Of course perhaps you know more about this than Milton Friedman. He disagrees with you and Trump-
Milton Friedman schools Donald Trump and others who suffer from 'upside-down' thinking on trade and protectionism - AEI
In the international trade area, the language is almost always about how we must export, and what’s really good is an industry that produces exports, and if we buy from abroad and import, that’s bad. But surely that’s upside-down. What we send abroad, we can’t eat, we can’t wear, we can’t use for our houses. The goods and services we send abroad, are goods and services not available to us. On the other hand, the goods and services we import, they provide us with TV sets we can watch, with automobiles we can drive, with all sorts of nice things for us to use.
The gain from foreign trade is what we import. What we export is a cost of getting those imports. And the proper objective for a nation as Adam Smith put it, is to arrange things so that we get as large a volume of imports as possible, for as small a volume of exports as possible.
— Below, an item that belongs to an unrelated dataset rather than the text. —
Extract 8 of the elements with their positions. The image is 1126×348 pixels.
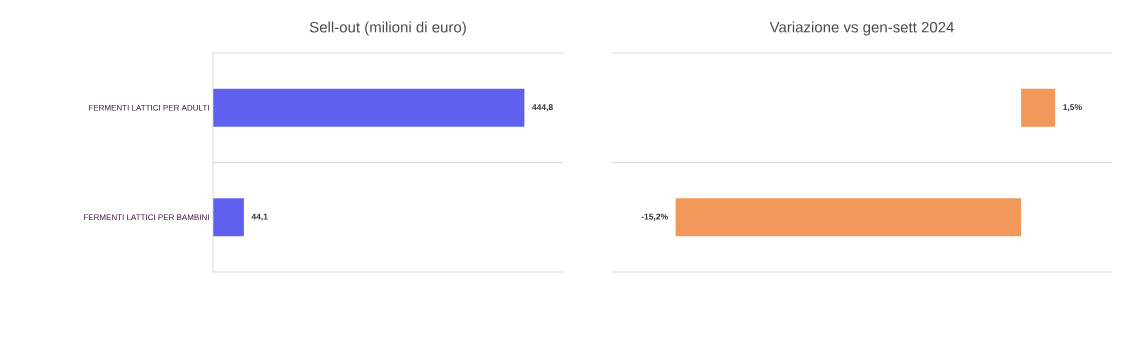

This carries over to the terminology we use. When people talk about a favorable balance of trade, what is that term taken to mean? It’s taken to mean that we export more than we import. But from the point of our well-being, that’s an unfavorable balance. That means we’re sending out more goods and getting fewer in. Each of you in your private household would know better than that. You don’t regard it as a favorable balance, when you have to send out more goods to get fewer coming in. It’s favorable when you can get more by sending out less.